彼女の乗る荷馬車は今日もガタンゴトンとなだらかに波打ちながら砂利道の路面にできた先人の轍をゆく。時として荷馬車は大きく揺れ、彼女の大きなお尻を浮かせることに成功する。硬い大きな石の上でも越えたのであろう。この道をゆく先人もまたその石の上を越え、そのお尻を浮かせたのであろう。侮りがたし。まだ見ぬ石。その石はその上を越えるお尻に一度も事前に認識されることなく、ほとんどのお尻に反抗し、少しばかり重力に反することに成功し続けている。あぁ、石ころでさえ大いなるものに反抗している。なのに私はなぜかくの如き窮状に甘んじているのか。彼女は、その無言の反抗をするアノニマスな石の面構えを確認しようと、後ろを振り返ろうとしたがやめた。わかるわけがないのだ。もうあの一瞬浮いたお尻は荷馬車の硬い座席にどっしりと密着している。もうあれから随分経った。石の面構えなど、荷馬車の上からどのように見ることができるであろうか。いや、見られまい。あの石はそのような存在なのだ。そして、その気丈な反抗心から騎乗する者たちに少し許され続けるのだ。侮りがたし。梵天丸もかくあらん。

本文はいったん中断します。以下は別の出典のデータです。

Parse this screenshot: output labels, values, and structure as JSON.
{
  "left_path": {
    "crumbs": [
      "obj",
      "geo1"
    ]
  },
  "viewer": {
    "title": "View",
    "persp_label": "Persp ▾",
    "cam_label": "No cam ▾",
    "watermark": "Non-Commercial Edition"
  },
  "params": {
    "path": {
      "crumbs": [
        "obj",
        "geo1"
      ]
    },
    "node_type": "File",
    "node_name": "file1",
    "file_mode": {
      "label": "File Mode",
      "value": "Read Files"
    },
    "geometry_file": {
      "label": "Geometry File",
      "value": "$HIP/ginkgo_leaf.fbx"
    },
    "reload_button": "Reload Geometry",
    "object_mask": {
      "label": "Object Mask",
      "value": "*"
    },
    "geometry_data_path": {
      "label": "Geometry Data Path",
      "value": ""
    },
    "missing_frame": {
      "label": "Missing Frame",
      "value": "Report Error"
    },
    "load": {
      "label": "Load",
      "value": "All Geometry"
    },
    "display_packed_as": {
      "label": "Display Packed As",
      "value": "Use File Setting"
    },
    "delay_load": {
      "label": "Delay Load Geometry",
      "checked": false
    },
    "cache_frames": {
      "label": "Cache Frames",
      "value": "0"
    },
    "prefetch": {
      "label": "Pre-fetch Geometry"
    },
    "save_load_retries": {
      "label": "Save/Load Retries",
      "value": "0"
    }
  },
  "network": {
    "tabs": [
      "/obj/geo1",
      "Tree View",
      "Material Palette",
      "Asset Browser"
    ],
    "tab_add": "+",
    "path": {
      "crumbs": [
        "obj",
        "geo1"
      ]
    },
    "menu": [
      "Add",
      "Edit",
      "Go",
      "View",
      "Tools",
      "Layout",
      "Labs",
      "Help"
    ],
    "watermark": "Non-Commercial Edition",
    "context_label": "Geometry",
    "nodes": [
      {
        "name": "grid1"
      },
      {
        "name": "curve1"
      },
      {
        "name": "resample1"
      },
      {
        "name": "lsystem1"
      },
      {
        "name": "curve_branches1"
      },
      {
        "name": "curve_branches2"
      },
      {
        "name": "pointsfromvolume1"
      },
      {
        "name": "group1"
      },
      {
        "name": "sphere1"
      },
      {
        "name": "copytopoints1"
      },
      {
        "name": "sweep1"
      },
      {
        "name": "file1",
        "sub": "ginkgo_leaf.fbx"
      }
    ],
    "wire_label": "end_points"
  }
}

彼女の硬い決意を嘲笑するかのような不吉な夜の森。ちょうど居並ぶ木々が避ける中空からその顔を覗かせる月明かりは、それをしっとりとそして冷静に彼女を視姦していた。荷馬車は森を抜けた。ようやっと行った。それとともに潮の香りがほんのりと彼女の鼻孔に舞いよってきた。逃げ延びる木曽義仲と巴御前もこのような気持ちであったのであろうか。当時よりも幾ばくも拓けた港町には、夜だというのに数多もの荷馬車が行き交い、船着き場あたりには船の乗降客で賑わっている。頃合いもあってか、町のそこかしこから夕餉の匂いが立ち込めてくる。なけなしの懐でも腹の足しになるものでも食べられそうでもある。けれども、荷馬車の御者に手間賃を与えて、これからの不安もある。後ろ髪を惹かれながらも、周りの喧騒や活況には目もくれずに、船着き場に急ぐこととする。これからすぐに乗れる船はあるだろうか。船を探していると、向こう岸の船着き場が視界に入る。ぼんやりとした船の提灯や対岸の灯りが人だかりの中でも寒々としたこちらの心持ちを暖かくする。なけなしの銭を握りながら、目の合った船頭に声をかけた。